Friday, January 4, 2008

Eastern Promises (2007)


For my money, the best film of 2005 was David Cronenberg’s A History of Violence. In a year that featured no stand out films, where a B-level message movie (Crash) was honored as the best of the year, the Canadian auteur’s tightly-plotted small town noir seemed woefully under-appreciated. But even though 2007 was a much better year for movies, Cronenberg’s follow-up Eastern Promises is still one of the better films of that year, once again establishing him as one of the most distinctive and uncompromising filmmakers working today.

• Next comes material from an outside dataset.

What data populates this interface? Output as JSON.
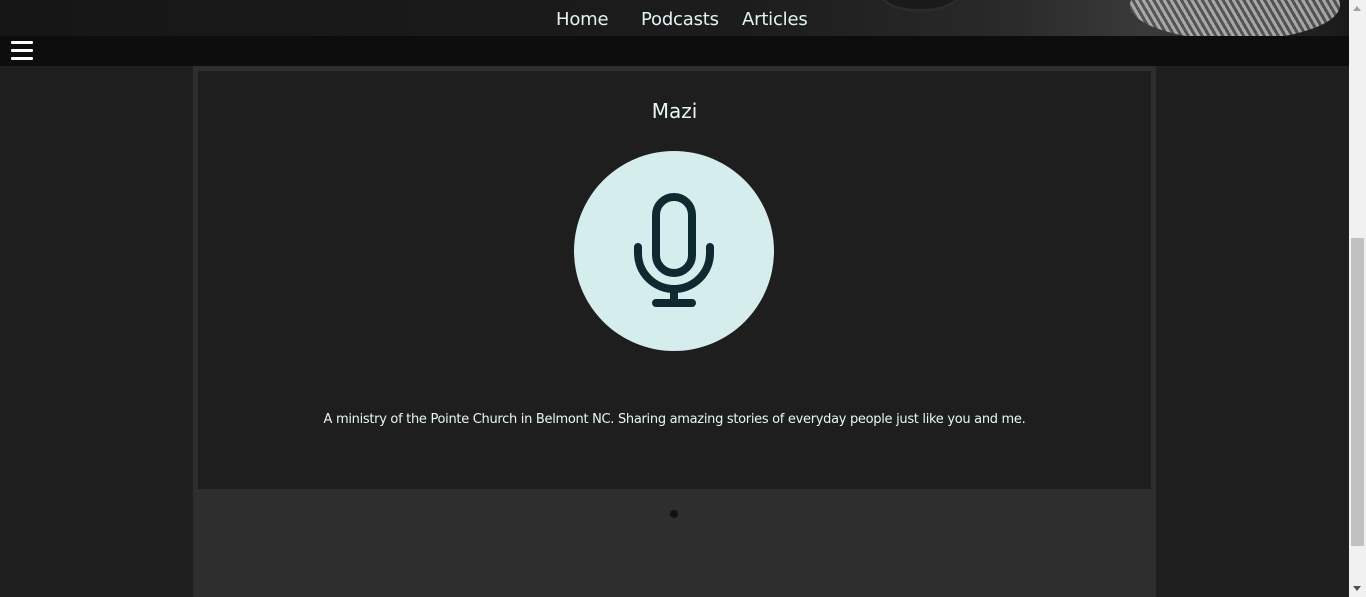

A History of Violence’s darker urban cousin, Eastern Promises re-teams Cronenberg with the excellent Viggo Mortensen, but trades the midwestern American vistas of that film for the stone architecture of London, which has rarely looked as cold or dreary as it does here. The story centers on Anna, a London midwife (admirably played by Naomi Watts) who comes into possession of a 14-year-old Russian girl’s diary after the girl dies in childbirth. Determined to find a way to notify the girl’s family, Anna attempts to get the diary translated, but in doing so is inadvertently drawn into contact with the Vory V Zakone, a Russian mafia headed by the charming Simeon (Armin Mueller-Stahl) and his mercurial son Kirill (Vincent Cassel). Her only ally is the mob’s mysterious driver Nikolai (Mortensen), a former thief on the verge of being accepted as a full member of the crime syndicate.

Like many Cronenberg films, Eastern Promises explores another world that exists just beneath the realm of polite society, where the “normal” person’s ways of understanding violence and cruelty no longer apply. Indeed, the more intertwined Anna becomes with the Vory V Zakone the less she and her family understand it. Upon hearing that Simeon has demanded to be given the girl’s diary, which contains several incriminating statements about he and his business, Anna’s mother exclaims “we are ordinary people!” as though in saying it she can reassert her identity as an average citizen. Nikolai, too, does his best to keep Anna away from the underworld. “You belong in there with nice people,” he says at one point after the two leave a restaurant, “stay away from people like me.”

Cronenberg’s direction is as tight and measured as ever, drawing the viewer into this dark but utterly fascinating subculture, where criminals’ histories of violence are literally written on their body in artful but threatening tattoos. These intimidating tattoos are most on display in the film’s centerpiece, a knife fight in a steam bath between Nikolai and two Chechen gangsters that becomes almost primordial in its brutality. Outside of this scene, the violence in Eastern Promises is always brief but incredibly graphic, a Cronenberg trademark. He catches an unnecessary amount of flak from critics for his depictions of violence onscreen. He is often described as sadistic or overly graphic, but his use of violence is nothing if not realistic. He is a filmmaker who realizes that above all else violence should be difficult to watch. There is never anything cool or kinetic about killing in his films, and here all the violence is committed with knives, lending a distinctly personal and intimate quality to acts that are so often portrayed as dispassionate in Hollywood films.

In addition to Cronenberg’s pitch-perfect style, Eastern Promises also enjoys an excellent group of supporting actors, chief among them Armin Mueller-Stahl as Simeon. His performance as the “godfather” of the Vory V Zakone is one of the most subtle and effective in the film, as he often manages to be both avuncular and utterly terrifying within a single scene. Vincent Cassel is also superb as Simeon’s son Kirill, a drunk and latent homosexual who has introduced Nikolai into the crime family. His character is the catalyst for a lot of the action in the film, and though he is despicable throughout, Cassel manages to instill in him some real humanity.

Still, this film belongs to Mortensen, who pulls of the role of Nikolai flawlessly. He has proven himself one of the more consistently excellent actors working today, and his role here is no exception. He has the gift of being both brutal and surprisingly gentle, and this lends an inordinate amount of realism to every film he appears in. Eastern Promises hinged on the believability of the character of Nikolai, and after watching Mortensen in action its hard to picture anyone else playing the role.

Eastern Promises is not a Great (that’s with a capital “G”) film, but part of why it works so well is that it never intended to be. The film is effectively a closed system, content to operate in its own world under its own rules. One of Cronenberg’s great gifts as a filmmaker is his modesty; he never tries to elevate his material above what it is on its surface, and is comfortable working within the worlds he creates. While this may be a part of why he as a director has never been adequately recognized, it is ultimately the reason why his films are so tight and well-constructed.